Abstract
Background A 12-year-old patient was admitted to the cardiac intensive care unit (CICU) due to cardiogenic shock along with dilated cardiomyopathy. Whilst on CICU, the patient continuously experienced episodes of bigeminy, ventricular arrhythmias and bradycardia. Due to clinical deterioration, the patient was initiated on veno-arterial extracorporeal membrane oxygenation (VA ECMO). Following initiation of VA ECMO, the patient experienced episodes of torsades de pointes requiring electrolyte corrections, amiodarone infusions and boluses, lidocaine boluses and electrical cardioversion. Due to the patient’s bradycardia, esmolol infusions were not recommended and amiodarone boluses were avoided with plans to wean the infusion therefore a lidocaine infusion was trialled. Despite this infusion the patient continued to experience episodes of torsades de pointes and therefore the clinical team wanted to take lidocaine levels to ensure optimisation of therapy. However, lidocaine levels are uncommon and are not conducted by many centres.
Pharmacist Contributions Firstly, as lidocaine infusions are not commonly used, the clinical team needed to be directed to the British National Formulary for Children for advice on how to prescribe this as careful loading is required.1 For the maintenance dose, careful consideration needed to be given as there is no set dosing instructions past 24 hours for lidocaine infusions. Lidocaine is a lipophilic molecule and evidence has shown that lipophilic molecules are more likely to bind to ECMO circuits leading to sub therapeutic levels.2 3 Therefore, to ensure adequate control, a higher infusion rate of 0.8 mg/min was chosen. As many centres do not undertake levels, it required liaising with our internal laboratories to determine where levels could be sent. It was deduced that levels could be sent to a laboratory in Belfast for them to sample. 2 mL of blood would be required for analysation as agreed by Belfast and our internal laboratories. Additionally, a literature search was conducted to determine what levels should be targeted and what might be deemed to be toxic. Through literature, it was found that target levels of 1.5 mg/L are required for adequate control of ventricular arrhythmias. On the opposite end of the spectrum, levels of 5 mg/L and above are associated with side effects such as vertigo, paraesthesia, and slurring of speech.4 Literature is based off levels conducted in adults however, as this patient was 12 years old and weighed 43 kg, the literature could be extrapolated to be applicable for use in this patient.
Outcome The patient was listed as super urgent on the heart transplant waiting list and therefore received a transplant before the lidocaine levels were returned and were no longer required.
Learning Points As the patient was on ECMO, they are not at risk of sudden cardiac arrest due to the heart being fully supported by the ECMO circuit. Additionally, whilst in CICU, the patient would have close ECG monitoring and therefore rather than sending levels of lidocaine which take a significant time to return, it may be more appropriate to monitor the patient for side effects alongside monitoring ECG changes and titrating the dose as necessary.
References
Lidocaine hydrochloride: indications and dose. In: Joint Formulary Committee. British National Formulary for Children [Internet]. London: British Medical Association and Royal Pharmaceutical Society of Great Britain: https://bnfc.nice.org.uk/drugs/lidocaine-hydrochloride/ (Accessed 4 July 2023).

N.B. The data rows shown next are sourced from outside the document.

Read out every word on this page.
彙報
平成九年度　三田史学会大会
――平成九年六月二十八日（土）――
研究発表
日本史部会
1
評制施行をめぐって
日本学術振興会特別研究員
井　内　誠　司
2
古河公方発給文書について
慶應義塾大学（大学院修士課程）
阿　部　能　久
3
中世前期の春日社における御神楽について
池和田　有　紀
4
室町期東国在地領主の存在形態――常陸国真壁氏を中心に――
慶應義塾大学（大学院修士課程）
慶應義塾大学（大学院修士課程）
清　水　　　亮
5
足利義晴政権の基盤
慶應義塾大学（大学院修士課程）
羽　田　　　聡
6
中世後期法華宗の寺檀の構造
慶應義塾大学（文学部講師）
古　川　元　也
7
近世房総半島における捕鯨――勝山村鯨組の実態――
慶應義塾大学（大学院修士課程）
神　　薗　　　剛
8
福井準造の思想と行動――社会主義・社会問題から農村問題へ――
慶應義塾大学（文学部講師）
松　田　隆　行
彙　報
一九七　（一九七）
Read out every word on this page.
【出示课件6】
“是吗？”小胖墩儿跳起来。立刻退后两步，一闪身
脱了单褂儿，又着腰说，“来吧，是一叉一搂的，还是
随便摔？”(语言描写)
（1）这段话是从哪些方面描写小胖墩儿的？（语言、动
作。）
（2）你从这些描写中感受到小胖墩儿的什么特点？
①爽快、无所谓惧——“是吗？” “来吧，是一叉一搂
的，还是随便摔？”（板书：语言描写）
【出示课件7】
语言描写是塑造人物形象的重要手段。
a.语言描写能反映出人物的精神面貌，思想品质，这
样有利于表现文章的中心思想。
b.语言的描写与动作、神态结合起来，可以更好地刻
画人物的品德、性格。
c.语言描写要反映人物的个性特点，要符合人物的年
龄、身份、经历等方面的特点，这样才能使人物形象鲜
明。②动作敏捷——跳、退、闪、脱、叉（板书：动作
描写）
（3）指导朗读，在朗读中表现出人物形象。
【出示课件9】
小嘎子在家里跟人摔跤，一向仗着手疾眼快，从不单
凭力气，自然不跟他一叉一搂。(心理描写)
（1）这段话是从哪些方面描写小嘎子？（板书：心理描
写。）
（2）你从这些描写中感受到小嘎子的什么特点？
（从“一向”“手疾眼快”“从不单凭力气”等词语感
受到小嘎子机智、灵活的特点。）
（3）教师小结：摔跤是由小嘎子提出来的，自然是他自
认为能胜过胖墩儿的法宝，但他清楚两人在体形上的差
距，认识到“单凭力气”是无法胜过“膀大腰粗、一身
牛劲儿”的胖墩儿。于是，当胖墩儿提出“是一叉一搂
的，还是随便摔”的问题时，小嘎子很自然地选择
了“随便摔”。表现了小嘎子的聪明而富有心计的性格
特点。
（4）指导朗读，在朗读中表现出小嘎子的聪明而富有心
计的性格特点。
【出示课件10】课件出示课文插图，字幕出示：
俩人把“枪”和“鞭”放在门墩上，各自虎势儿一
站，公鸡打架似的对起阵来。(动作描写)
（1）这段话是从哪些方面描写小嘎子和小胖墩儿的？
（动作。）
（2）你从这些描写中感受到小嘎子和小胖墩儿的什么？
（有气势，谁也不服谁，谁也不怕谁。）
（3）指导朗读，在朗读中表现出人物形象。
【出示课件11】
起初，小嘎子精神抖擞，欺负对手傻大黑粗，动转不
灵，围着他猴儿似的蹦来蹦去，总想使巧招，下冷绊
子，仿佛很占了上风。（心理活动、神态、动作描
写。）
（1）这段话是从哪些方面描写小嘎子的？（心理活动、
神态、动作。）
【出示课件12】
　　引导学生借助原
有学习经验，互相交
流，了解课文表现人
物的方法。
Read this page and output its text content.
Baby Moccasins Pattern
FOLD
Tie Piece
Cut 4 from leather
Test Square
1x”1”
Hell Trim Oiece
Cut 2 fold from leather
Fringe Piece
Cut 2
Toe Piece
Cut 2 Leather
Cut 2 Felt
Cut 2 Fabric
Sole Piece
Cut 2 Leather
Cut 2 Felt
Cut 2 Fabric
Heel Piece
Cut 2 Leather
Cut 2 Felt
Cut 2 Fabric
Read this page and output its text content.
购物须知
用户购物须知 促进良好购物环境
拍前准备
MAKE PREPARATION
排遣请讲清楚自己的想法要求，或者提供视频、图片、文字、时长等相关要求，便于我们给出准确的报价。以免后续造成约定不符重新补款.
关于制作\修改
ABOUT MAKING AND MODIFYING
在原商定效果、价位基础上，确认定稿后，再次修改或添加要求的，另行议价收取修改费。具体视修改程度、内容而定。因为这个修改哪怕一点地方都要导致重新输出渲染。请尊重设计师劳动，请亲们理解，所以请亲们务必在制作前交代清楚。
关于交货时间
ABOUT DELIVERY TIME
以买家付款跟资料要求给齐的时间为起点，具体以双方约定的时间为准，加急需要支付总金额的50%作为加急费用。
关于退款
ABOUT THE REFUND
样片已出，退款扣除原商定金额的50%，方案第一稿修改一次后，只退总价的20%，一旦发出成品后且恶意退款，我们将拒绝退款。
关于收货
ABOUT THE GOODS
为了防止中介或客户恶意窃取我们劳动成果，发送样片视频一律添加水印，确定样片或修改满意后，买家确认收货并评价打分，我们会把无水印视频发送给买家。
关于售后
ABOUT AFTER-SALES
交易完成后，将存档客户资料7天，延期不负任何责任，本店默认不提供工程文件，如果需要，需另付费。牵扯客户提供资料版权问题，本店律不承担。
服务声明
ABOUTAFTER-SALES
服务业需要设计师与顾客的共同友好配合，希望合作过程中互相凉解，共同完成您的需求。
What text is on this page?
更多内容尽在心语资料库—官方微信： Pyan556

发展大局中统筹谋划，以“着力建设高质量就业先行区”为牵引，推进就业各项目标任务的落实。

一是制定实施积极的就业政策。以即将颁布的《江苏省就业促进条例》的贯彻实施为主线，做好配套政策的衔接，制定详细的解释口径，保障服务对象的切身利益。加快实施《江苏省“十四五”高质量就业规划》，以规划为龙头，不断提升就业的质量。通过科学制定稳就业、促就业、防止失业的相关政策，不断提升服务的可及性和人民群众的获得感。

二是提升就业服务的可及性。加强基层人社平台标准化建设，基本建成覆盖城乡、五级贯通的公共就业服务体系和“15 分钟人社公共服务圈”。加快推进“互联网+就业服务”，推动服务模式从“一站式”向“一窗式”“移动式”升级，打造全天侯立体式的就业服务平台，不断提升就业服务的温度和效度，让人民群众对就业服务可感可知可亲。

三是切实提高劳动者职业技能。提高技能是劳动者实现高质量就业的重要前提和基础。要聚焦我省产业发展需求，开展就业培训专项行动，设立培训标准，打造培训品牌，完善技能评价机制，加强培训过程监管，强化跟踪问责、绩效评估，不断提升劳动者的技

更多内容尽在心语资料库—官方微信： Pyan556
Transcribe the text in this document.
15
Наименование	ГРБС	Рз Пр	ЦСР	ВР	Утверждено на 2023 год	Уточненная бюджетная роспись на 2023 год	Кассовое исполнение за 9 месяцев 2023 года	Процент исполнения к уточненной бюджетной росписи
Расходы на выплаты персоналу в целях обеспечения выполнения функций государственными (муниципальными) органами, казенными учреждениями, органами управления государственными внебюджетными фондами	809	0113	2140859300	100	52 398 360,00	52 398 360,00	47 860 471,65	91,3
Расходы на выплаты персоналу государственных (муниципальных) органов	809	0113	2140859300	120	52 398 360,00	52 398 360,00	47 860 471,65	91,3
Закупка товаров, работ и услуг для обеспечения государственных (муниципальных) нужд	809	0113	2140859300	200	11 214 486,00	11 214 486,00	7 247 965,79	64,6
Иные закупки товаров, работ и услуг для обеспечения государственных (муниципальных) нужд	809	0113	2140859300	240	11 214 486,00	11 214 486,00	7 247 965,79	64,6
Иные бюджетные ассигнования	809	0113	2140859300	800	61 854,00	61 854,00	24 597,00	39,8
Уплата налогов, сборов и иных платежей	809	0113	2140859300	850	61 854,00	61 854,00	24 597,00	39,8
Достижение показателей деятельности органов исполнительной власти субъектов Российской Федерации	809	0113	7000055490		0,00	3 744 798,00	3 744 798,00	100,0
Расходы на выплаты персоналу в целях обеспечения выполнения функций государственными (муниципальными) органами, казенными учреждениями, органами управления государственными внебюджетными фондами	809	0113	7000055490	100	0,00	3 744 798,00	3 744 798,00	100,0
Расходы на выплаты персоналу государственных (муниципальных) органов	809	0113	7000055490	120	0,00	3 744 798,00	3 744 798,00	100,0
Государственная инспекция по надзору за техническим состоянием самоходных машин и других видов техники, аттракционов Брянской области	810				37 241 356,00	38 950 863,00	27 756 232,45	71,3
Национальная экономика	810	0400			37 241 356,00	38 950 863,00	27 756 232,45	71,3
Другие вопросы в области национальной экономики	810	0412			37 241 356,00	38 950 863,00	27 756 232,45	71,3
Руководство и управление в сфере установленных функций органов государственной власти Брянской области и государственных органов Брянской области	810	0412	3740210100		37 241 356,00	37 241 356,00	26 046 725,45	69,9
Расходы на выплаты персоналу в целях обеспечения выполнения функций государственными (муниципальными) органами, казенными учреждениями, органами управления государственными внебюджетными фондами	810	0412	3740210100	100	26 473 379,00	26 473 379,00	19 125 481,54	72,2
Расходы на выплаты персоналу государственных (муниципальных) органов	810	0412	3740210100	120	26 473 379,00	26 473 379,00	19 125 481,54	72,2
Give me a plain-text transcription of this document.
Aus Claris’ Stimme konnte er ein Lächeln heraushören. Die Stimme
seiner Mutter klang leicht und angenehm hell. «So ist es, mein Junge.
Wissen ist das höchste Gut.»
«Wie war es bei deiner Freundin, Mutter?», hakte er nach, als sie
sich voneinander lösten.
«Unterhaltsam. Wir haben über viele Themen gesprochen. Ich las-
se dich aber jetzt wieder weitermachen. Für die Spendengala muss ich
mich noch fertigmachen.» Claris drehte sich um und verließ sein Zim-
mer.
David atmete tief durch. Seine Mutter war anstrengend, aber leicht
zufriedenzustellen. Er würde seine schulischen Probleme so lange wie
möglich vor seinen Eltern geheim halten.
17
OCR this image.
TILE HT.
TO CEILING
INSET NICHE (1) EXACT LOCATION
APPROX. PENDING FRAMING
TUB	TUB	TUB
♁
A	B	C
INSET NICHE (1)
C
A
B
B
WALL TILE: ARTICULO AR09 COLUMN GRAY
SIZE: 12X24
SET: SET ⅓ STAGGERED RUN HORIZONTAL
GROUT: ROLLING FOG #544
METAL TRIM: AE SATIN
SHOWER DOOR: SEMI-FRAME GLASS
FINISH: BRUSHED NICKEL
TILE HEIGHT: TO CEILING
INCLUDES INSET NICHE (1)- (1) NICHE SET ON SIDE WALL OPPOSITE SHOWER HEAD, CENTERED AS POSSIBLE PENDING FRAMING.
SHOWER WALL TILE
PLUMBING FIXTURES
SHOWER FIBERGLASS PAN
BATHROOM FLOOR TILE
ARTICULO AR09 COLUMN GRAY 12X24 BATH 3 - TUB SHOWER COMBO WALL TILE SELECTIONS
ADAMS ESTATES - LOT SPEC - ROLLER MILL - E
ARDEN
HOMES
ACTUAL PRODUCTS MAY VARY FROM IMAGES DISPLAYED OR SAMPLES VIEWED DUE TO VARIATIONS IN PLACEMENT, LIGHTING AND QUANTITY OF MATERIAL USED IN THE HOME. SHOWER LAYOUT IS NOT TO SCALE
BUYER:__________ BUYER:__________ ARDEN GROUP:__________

PubChem [Internet]. Bethesda (MD): National Library of Medicine (US), National Center for Biotechnology Information; 2004-. PubChem Compound Summary for CID 3676, Lidocaine: https://pubchem.ncbi.nlm.nih.gov/compound/lidocaine (Accessed 4 July 2023).
Cheng V, Abdul-Aziz MH, Roberts JA, Shekar K. Optimising drug dosing in patients receiving extracorporeal membrane oxygenation. Journal of Thoracic Disease. 2018;10(Suppl 5):S629.
Wong BY, Hurwitz A. Simple method for maintaining serum lidocaine levels in the therapeutic range. Archives of Internal Medicine 1985;145:1588–1591.